In Washington state, grim discussions are underway on which dying COVID-19 patients would be allocated ventilators and other scarce resources as critical shortages are feared. (New York Times)
President Donald Trump announced National Guard activation in Washington, California and New York to build and supply multiple medical stations to provide each state with 1,000 or more additional hospital beds. Those states are also getting tens of thousands of pieces of personal protective equipment from the national stockpile. (The Hill)
However, some state governors have said that the mask allocations are far short of what was requested. (Politico)
Gilead Sciences has temporarily stopped granting most requests for access to novel remdesivir for COVID-19, citing “overwhelming demand.” (STAT)
Four COVID-19 patients have now been treated with novel viral-entry inhibitor leronlimab under an emergency trial approval from the FDA, CytoDyn announced.
Several months before the coronavirus pandemic began, the Trump administration axed a medical epidemiologist’s position embedded in China’s disease control agency, a position intended to help detect disease outbreaks in China. (Reuters)
Drug trials to test chloroquine and hydroxychloroquine with antibiotic azithromycin (Zithromax) will begin Tuesday in New York. (Forbes)
Trump has invoked but not yet started using the Defense Production Act to get companies to manufacture PPE, hand sanitizer, and other critical supplies against the coronavirus, saying they are voluntarily doing enough. (Business Insider)
The American Hospital Association, American Medical Association and American Nurses Association urged Trump to go ahead and use the Defense Production Act in a letter on Saturday. (Axios)
Medical staffs at Pittsburgh hospital systems — bitter rivals on the business side — are cooperating on COVID-19 prep with thrice weekly conference calls to discuss best practices, supply issues, and even the possibility of sharing personnel and equipment. (Pittsburgh Post-Gazette)
The FDA temporarily relaxed regulations regarding commercial production and compounding of hand sanitizers.
Efforts to deal with the shortage of key consumer products brought about by the COVID-19 epidemic got help from a surprising source — liquor distillers. (CNN)
Anthony Fauci’s running habit is legendary.

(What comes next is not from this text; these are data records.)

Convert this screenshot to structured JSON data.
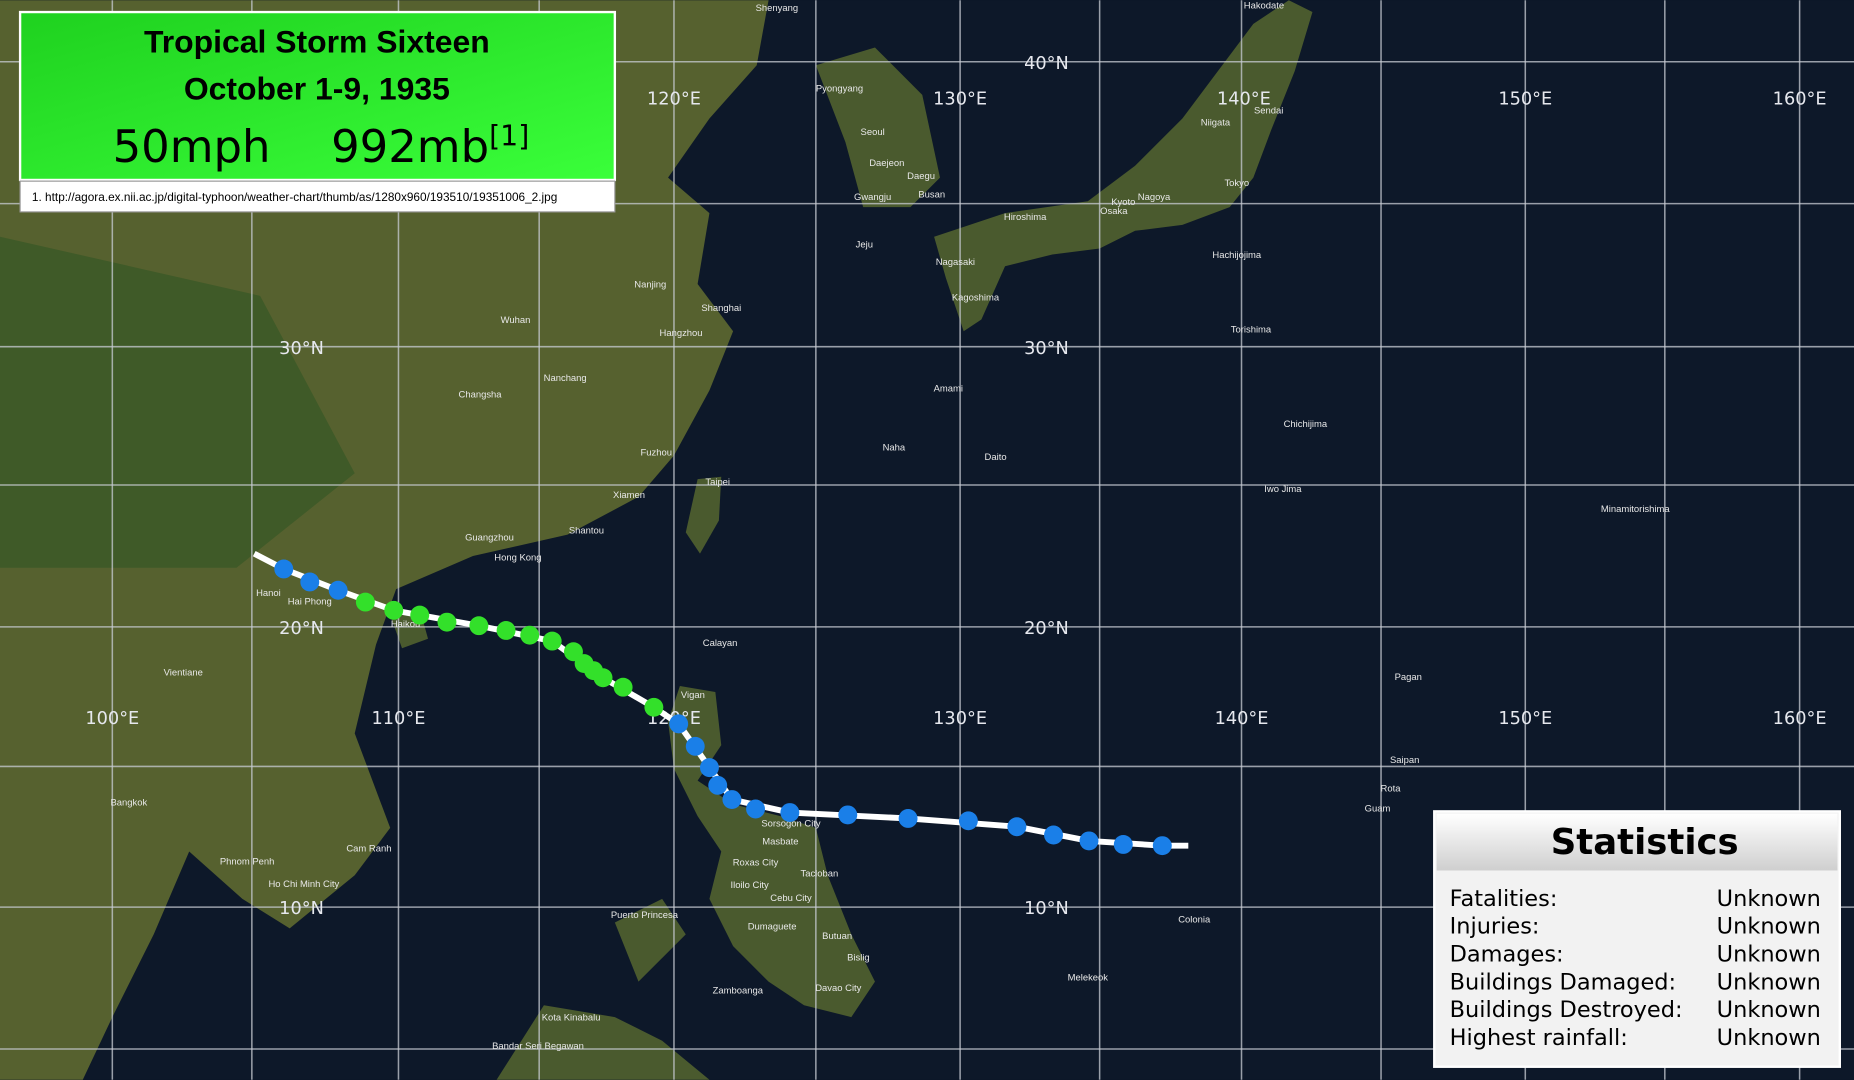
{
  "header": {
    "title": "Tropical Storm Sixteen",
    "dates": "October 1-9, 1935",
    "wind": "50mph",
    "pressure": "992mb",
    "ref_marker": "[1]"
  },
  "reference": "1. http://agora.ex.nii.ac.jp/digital-typhoon/weather-chart/thumb/as/1280x960/193510/19351006_2.jpg",
  "grid": {
    "lat_labels_west": [
      "30°N",
      "20°N",
      "10°N"
    ],
    "lat_labels_east": [
      "40°N",
      "30°N",
      "20°N",
      "10°N"
    ],
    "lon_labels_north": [
      "120°E",
      "130°E",
      "140°E",
      "150°E",
      "160°E"
    ],
    "lon_labels_south": [
      "100°E",
      "110°E",
      "120°E",
      "130°E",
      "140°E",
      "150°E",
      "160°E"
    ]
  },
  "places": [
    "Shenyang",
    "Pyongyang",
    "Seoul",
    "Daejeon",
    "Daegu",
    "Busan",
    "Gwangju",
    "Jeju",
    "Hiroshima",
    "Osaka",
    "Nagoya",
    "Kyoto",
    "Tokyo",
    "Niigata",
    "Sendai",
    "Hakodate",
    "Kagoshima",
    "Nagasaki",
    "Amami",
    "Naha",
    "Daito",
    "Shanghai",
    "Nanjing",
    "Hangzhou",
    "Wuhan",
    "Changsha",
    "Nanchang",
    "Fuzhou",
    "Xiamen",
    "Taipei",
    "Shantou",
    "Guangzhou",
    "Hong Kong",
    "Hanoi",
    "Hai Phong",
    "Haikou",
    "Vientiane",
    "Bangkok",
    "Phnom Penh",
    "Ho Chi Minh City",
    "Cam Ranh",
    "Calayan",
    "Vigan",
    "Sorsogon City",
    "Masbate",
    "Roxas City",
    "Iloilo City",
    "Cebu City",
    "Tacloban",
    "Puerto Princesa",
    "Dumaguete",
    "Butuan",
    "Bislig",
    "Zamboanga",
    "Davao City",
    "Kota Kinabalu",
    "Bandar Seri Begawan",
    "Guam",
    "Saipan",
    "Rota",
    "Pagan",
    "Colonia",
    "Melekeok",
    "Iwo Jima",
    "Minamitorishima",
    "Chichijima",
    "Hachijojima",
    "Torishima"
  ],
  "statistics": {
    "title": "Statistics",
    "rows": [
      [
        "Fatalities:",
        "Unknown"
      ],
      [
        "Injuries:",
        "Unknown"
      ],
      [
        "Damages:",
        "Unknown"
      ],
      [
        "Buildings Damaged:",
        "Unknown"
      ],
      [
        "Buildings Destroyed:",
        "Unknown"
      ],
      [
        "Highest rainfall:",
        "Unknown"
      ]
    ]
  }
}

But now the COVID-19 response is “so demanding that he can’t pause in his 20-hour workdays to run at lunch. It took a pandemic for this 79-year-old workaholic to resign himself to walking several miles on weekends,” the Wall Street Journal reports.
The Centers for Medicare and Medicaid Services announced it will loosen reporting requirements for Medicare quality reporting programs in light of the pandemic.
Designer Christian Siriano, of “Project Runway” fame, said his company will start making face masks for New York hospitals. (Vulture)
Germany has rapidly rising infection counts but a low death rate. It’s all about the testing. (PMLiVE)
Russia has fewer cases than Luxembourg?!? (CNN)
The CDC is set to provide $80 million in funds for COVID-19 response to Native American tribes and their organizations, the Department of Health and Human Services announced.
Health officials in Ohio ordered a halt to “nonessential and elective surgical” abortion. (The Cut)
Meanwhile, celebrities are trying to get their plastic surgery done while shows and films are on hiatus. (VICE)
The European Society of Intensive Care Medicine released guidelines on caring for critically-ill COVID-19 patients and protecting doctors in the ICU.
Canada became the first country to officially say it’s not going to the Tokyo Olympic games if they are not postponed to 2021. (ESPN)
About those White House press briefings on coronavirus…The Atlantic makes the case that they’re turning in to campaign events offering questionable information and should be ignored by the media, and STAT has a who’s who for them.